Орикес назвал её умной. Умные женщины часто обладали особым шармом, которого не могла дать простая красота. Я начал искать надпись на этой статуи, но ничего не нашёл.
Серафина тоже подняла на неё глаза.
― Хотелось бы мне знать, кем она была, ― промолвила она. ― Странно, что её статуя стоит здесь, и никто не знает её имени.
― Орикес предложил мне показать её могилу. Думаю, там мы сможем найти имя. Император приказал убрать всё остальное, что указывало на неё. Интересно, почему?

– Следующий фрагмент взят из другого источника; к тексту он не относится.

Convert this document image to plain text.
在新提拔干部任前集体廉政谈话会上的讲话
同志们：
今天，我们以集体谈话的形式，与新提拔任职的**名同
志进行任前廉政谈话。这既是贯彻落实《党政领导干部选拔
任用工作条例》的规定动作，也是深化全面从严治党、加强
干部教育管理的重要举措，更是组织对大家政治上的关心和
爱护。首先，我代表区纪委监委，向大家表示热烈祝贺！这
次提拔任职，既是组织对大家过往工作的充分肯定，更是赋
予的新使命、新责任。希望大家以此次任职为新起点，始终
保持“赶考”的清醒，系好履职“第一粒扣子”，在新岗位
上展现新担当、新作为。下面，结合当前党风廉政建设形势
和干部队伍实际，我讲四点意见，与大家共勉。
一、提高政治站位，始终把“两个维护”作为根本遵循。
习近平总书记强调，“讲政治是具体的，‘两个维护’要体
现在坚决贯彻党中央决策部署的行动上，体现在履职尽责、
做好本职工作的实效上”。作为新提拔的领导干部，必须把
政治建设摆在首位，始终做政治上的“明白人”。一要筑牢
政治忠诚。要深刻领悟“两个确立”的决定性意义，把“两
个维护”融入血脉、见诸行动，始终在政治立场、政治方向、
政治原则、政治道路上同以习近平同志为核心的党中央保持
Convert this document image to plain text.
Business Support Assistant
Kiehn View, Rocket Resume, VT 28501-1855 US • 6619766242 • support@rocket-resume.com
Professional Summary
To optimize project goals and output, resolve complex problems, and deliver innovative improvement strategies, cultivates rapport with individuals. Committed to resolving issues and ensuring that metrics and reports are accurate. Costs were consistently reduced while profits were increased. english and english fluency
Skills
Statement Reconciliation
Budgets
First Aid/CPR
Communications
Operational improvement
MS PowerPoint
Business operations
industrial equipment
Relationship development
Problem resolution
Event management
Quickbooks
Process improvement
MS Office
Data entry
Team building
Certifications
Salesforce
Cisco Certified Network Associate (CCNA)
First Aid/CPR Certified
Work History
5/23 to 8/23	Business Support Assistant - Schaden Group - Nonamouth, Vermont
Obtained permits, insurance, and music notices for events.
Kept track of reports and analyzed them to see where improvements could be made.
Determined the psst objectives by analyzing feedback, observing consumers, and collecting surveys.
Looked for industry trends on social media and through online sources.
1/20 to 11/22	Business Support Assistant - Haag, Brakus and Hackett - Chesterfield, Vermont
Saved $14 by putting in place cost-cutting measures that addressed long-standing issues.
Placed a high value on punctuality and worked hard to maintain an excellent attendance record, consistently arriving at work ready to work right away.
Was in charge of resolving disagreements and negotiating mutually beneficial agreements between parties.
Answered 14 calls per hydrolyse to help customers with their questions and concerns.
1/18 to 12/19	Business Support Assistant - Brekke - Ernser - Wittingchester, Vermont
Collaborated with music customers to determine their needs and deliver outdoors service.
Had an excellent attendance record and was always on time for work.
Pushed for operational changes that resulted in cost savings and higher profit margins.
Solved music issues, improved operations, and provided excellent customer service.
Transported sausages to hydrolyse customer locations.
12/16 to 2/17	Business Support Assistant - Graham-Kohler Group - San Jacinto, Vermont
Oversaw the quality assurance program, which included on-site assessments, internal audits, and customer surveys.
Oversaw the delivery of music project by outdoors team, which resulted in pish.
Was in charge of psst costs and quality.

Мы пошли дальше, я ещё раз оглянулся и проследил за её взглядом до другой статуи: мужчины в широкой мантии учёного, который с улыбкой смотрел на неё. Император показался мне очень молодым, он не выглядел даже на тридцать, хотя в то время правил уже несколько столетий. У него не было глубоких складок у носа, щеки были ещё гладкими, только у глаз художник заботливо вырезал в камне небольшие морщинки, появляющиеся от смеха.
В руках император держал чертёж, а в одной ― цепь, намотанную вокруг пальцев и отвес. Меня привлекло выражение его лица. Я редко когда видел статую правителя, демонстрирующую такую тоску и уязвимость. Я оглянулся на другую статую, отделённую Аском и находящуюся от него в семидесяти шагах… Она была слишком далеко и недосягаема для него вовеки.
Нос был точно его, губы тоже, и всё же мне было трудно соединить этих двух мужчин воедино. В моём сознании или перед глазами они выглядели размытыми, пока мне это не надоело, и я тихо выругался. Но потом, словно завеса была разорвана, я увидел перед собой императора… и вспомнил учёного по имени Кеннард, который пришёл в «Молот», не имея на себе никаких следов непогоды. Вскоре после того, как Бальтазар вновь направил поток миров в Аскир.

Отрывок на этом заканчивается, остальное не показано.